In our most recent op-ed, Puget Sound Sage also made the case for inclusionary housing programs by demonstrating a linkage fee will help prevent us from perpetuating land use patterns that perpetuate de facto segregation. De facto segregation is segregation inherited from a time of de jure segregation, like racial covenants or redlining. Linkage fees ask developers to set aside a small portion of new units as affordable or contribute to the city’s affordable housing fund. Because it would be applied broadly across the city, it requires only a modest contribution, but would become one of Seattle’s best tools to create affordable homes for low and moderate wage workers and families, because it would create new affordable housing within city limits, and mitigate the impacts of rising rents. Therefore, a linkage fee helps to prevent displacement, and contribute to the racial and economic diversity that both urbanists and social justice advocates hold dear.

The Growing Together Coalition, co-led by Puget Sound Sage and Housing Development Consortium, represents hundreds of individual signatories and over 50 organizational endorsers, including the some of the largest human service providers, faith, labor, housing, environmental, and social justice organizations in Seattle.

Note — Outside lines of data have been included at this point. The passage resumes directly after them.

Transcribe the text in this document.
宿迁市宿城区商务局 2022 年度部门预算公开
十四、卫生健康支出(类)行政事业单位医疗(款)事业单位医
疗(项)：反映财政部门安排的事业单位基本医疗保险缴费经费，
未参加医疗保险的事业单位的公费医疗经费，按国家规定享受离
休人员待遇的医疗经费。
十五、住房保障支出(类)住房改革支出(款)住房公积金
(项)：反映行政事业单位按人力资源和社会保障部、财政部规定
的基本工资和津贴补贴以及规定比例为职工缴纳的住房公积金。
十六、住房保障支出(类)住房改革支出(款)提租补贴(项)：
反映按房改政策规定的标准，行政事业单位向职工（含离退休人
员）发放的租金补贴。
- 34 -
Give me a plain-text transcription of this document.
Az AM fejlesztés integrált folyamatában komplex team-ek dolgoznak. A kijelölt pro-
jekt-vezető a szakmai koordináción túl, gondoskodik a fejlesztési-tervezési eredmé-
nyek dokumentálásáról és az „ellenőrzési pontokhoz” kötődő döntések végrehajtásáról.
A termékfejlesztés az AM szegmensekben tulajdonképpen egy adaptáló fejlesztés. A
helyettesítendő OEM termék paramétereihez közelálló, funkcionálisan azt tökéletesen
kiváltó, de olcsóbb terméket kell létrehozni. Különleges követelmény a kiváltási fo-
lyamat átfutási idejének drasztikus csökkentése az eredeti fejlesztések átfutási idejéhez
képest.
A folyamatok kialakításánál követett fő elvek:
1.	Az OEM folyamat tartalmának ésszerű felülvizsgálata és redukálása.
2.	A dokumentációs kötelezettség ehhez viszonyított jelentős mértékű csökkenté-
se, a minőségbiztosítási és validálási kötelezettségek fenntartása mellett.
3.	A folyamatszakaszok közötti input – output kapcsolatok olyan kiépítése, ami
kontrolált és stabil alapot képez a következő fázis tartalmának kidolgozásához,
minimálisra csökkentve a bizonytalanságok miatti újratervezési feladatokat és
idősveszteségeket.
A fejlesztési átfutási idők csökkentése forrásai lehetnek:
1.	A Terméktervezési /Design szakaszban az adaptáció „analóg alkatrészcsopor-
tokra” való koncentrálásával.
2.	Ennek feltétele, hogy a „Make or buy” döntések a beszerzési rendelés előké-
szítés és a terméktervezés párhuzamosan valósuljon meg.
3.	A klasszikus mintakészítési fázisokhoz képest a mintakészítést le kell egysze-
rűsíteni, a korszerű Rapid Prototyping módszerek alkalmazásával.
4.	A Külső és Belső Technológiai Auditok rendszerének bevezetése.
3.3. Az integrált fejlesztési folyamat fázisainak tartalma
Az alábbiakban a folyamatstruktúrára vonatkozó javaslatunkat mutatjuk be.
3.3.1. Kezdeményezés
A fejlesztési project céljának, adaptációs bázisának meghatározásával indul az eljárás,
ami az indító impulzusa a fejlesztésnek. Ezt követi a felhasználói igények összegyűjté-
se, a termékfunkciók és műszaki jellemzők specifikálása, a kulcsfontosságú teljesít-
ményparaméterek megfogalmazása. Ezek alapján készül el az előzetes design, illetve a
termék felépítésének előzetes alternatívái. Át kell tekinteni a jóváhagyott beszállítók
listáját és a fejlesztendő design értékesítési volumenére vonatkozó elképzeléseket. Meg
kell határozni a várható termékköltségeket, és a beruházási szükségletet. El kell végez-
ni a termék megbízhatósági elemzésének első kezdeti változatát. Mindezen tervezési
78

All believe that the City of Seattle must pass an inclusionary housing program like the linkage fee, which would enable Seattle’s workers and their families to live near their jobs in the city.The Growing Together Coalition is pro-economic-growth, pro-density, pro-transit, pro-public investment, as well as pro-integration.

Pickford’s urbanism mirrors that of the Growing Together Coalition.  Pickford highlights that linkage fee opponents have been detrimental to the plight of urbanists because they conflate height and density limits with regulatory costs like a linkage fee.  He says this is a “mistake [that] has been detrimental to urbanists’ goals, creating an adversarial relationship between urbanists and affordable housing advocates. Furthermore, blurring the lines between housing limits and regulatory costs induces urbanists to overlook the most important factor in housing affordability: land values.”

In fact, Pickford’s article (which we will explain in layman’s terms in a separate post): 1) demonstrates that regulations like a linkage fee actually reduce land values, the increase of which contribute to our housing crisis for everyone, not just the extremely low-income; 2) provides evidence that linkage fees do not reduce supply of market-rate housing, but increase affordable housing production; and 3) calls on urbanists and social justice advocates to stand together because they ultimately share the same values.

This concept is not new – urbanists like Mike O’Brien, who sponsored the linkage fee legislation and others have long-supported social justice policies. If a linkage fee is not passed, the city would miss a significant opportunity to create thousands of permanently affordable homes where persons of color and people with lower incomes are experiencing displacement, like Southeast Seattle.  This means that Seattle will not be “vibrant” or diverse, values that urbanists hold dear.  In fact, demographic changes indicate that Seattle is becoming less diverse.

Last, Mayor Murray’s goals of creating 20,000 new affordable housing units in the next decade cannot be realized without a developer contribution program, even with the much needed renewal of the taxpayer supported Housing Levy. It is time to put to bed how linkage fees will end density as we know it, for good, if we want to live our values as urbanists and support economic growth, density and integration.